The United States has never been in as much debt as it is today, and some believe the solution lies not in political reform or higher taxes, but in Bitcoin itself.
America’s national debt exceeds $38 trillion, nearly 31% higher than the country’s annual GDP.
Remarkably, this figure also marks one of the fastest-growing periods of debt in modern history. The Kobeisi letter noted that Washington has added more than $500 billion in new debt this month, or roughly $23 billion per day.

The company added that at this pace, “US bankruptcy is 100% certain to occur over a sufficiently long period of time.”
This warning set off alarm bells around the world, showing how unsustainable the US government’s current fiscal policy is.
But Bitcoin supporters saw this as evidence that fiat currencies have reached their reliability limits.
As a result, the ideas currently circulating through crypto forums and policy debates are both simple and radical. The question is: What if Bitcoin could one day help cancel the US debt?
US policy
At first glance, this theory sounds like digital-age alchemy, turning code into solvency. But the policy has gained surprising momentum amid widespread fiscal uncertainty.
Last year, President Donald J. Trump suggested during his presidential campaign that the United States could pay down its debt through Bitcoin. True to his beliefs, he approved the launch of the Strategic Bitcoin Reserve upon taking office and touted some of the benefits of this year’s top cryptocurrency.
The move has received significant support from the community, with crypto advocate Sen. Cynthia Lummis arguing that building a sovereign Bitcoin reserve could “strengthen the dollar with a solid, auditable asset.”
In her view, holding Bitcoin alongside U.S. Treasuries will do the same thing that gold once did. That means it will demonstrate credibility, hedge against inflation, and perhaps help pay down some of the debt in a few decades.
She said:
“[BTC]protects our debt with a hard asset and we can audit it at any time to prove our reserves.”
This once fringe rhetoric has resonated in a world of seemingly endless fiscal expansion. But if the US were to use Bitcoin to eliminate debt, how high would the flagship digital asset have to rise?
How high should U.S. Treasuries Bitcoin rise?
Mathematics seems elegant at first. If you divide the national debt of $38 trillion by the circulating supply of Bitcoin, 19.93 million BTC, you get a figure close to $1.9 million per coin.
At that price, Bitcoin’s market capitalization would rival the total debt of the U.S. government.
However, the moment you add reality to the equation, the equation breaks down. The US government does not own 19.93 million Bitcoins, only a small portion.
According to Bitcoin Treasury data, the United States currently holds approximately 326,373 BTC, or approximately 1.6% of the total supply of BTC, primarily acquired through seizures in criminal investigations.
If Washington were to use just that amount to settle the debt, the amount would explode significantly.

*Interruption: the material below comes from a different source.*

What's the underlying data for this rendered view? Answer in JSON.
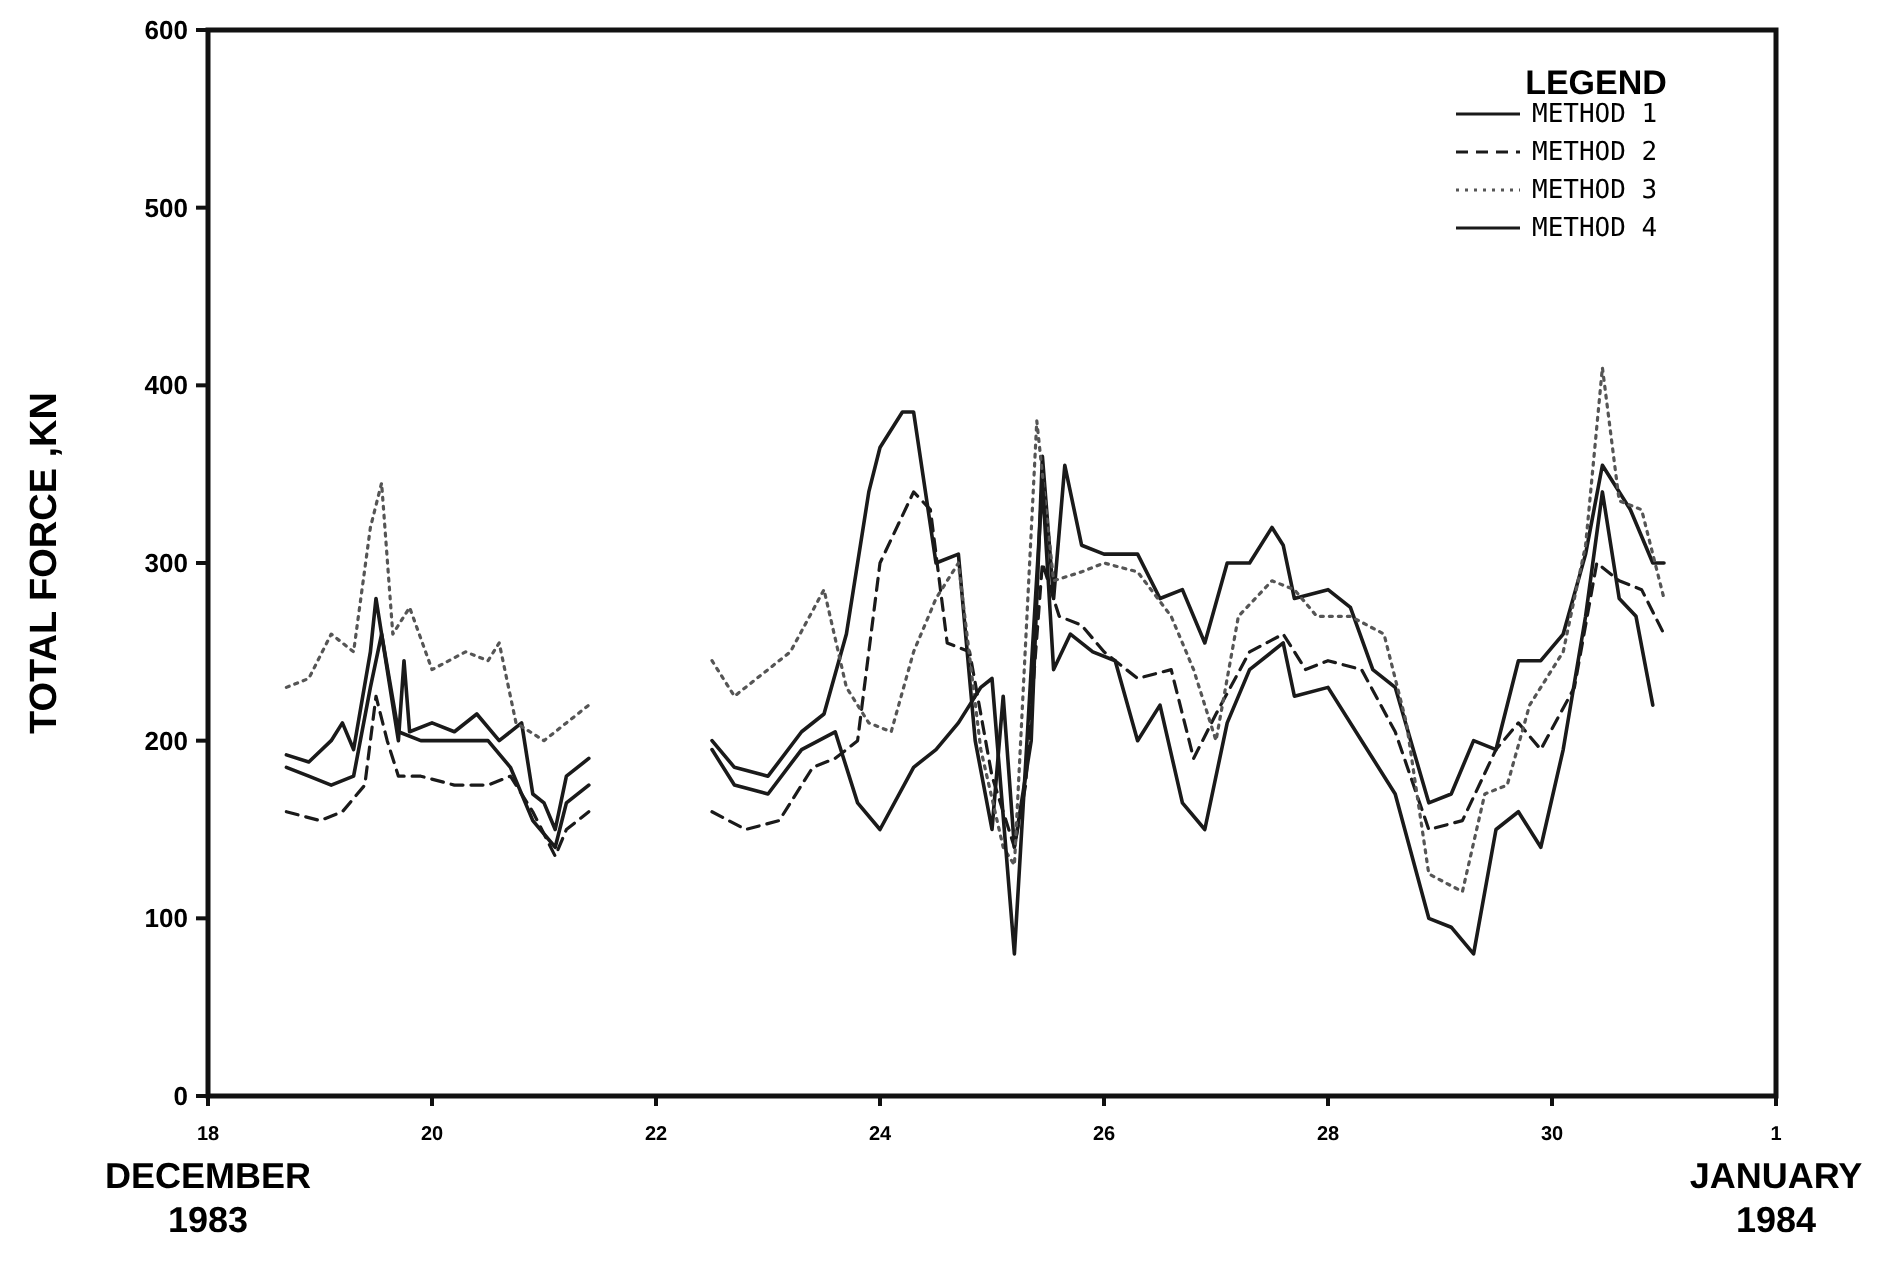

$38 trillion divided by 326,373 coins equals $116.5 million per Bitcoin. That’s about 1,000 times the current market price (nearly $108,000).
Once that valuation is reached, Bitcoin’s market capitalization will skyrocket to about $230 trillion, which is more than twice the world’s GDP.
On the other hand, even if prices somehow reached that height, the system would collapse long before the debt disappeared.
Bitcoin’s daily trading volume is around $60 billion to $70 billion, according to data from CoinMarketCap. This is just a fraction of the $7.5 trillion in liquidity found in the global bond or foreign exchange markets.
Therefore, attempting to liquidate a small portion of supply to “pay off” government debt immediately creates an eruption of demand and destroys price depth.
Furthermore, the amount of Bitcoin that can be traded is lower than most people assume.
According to a report by Chainalysis, approximately 20% of all coins mined (equivalent to approximately 4 million BTC) are permanently lost due to forgotten keys or wallet destruction.
This brings the effective circulation to nearly 16 million BTC. Adjusting for this, the so-called “debt parity” figure rises significantly, to over $2 million.
What the numbers show
While Bitcoin cannot literally eliminate America’s debt, this exercise exposes a deeper truth about modern finance.
This suggests that governments can create debt faster than the market can create reliable collateral. Every new loan widens the gap between what money represents and what it measures.
This asymmetry explains why Bitcoin continues to resonate in policy discussions and portfolio strategies alike. Its design, with a cap of 21 million BTC, stands in stark contrast to a financial system built on perpetual expansion. Once treated as a relic of the golden age, rarity has now become the most valuable commodity in money.
Each trillion increase in US debt reinforces Bitcoin’s finite supply versus infinite credit narrative. It also helps explain why institutional investor interest continues to deepen through speculative talk about spot ETFs, corporate bonds and even sovereign reserves.
For investors, Bitcoin has evolved into a macro hedge out of curiosity about a world where the denominator, the dollar itself, no longer feels fixed.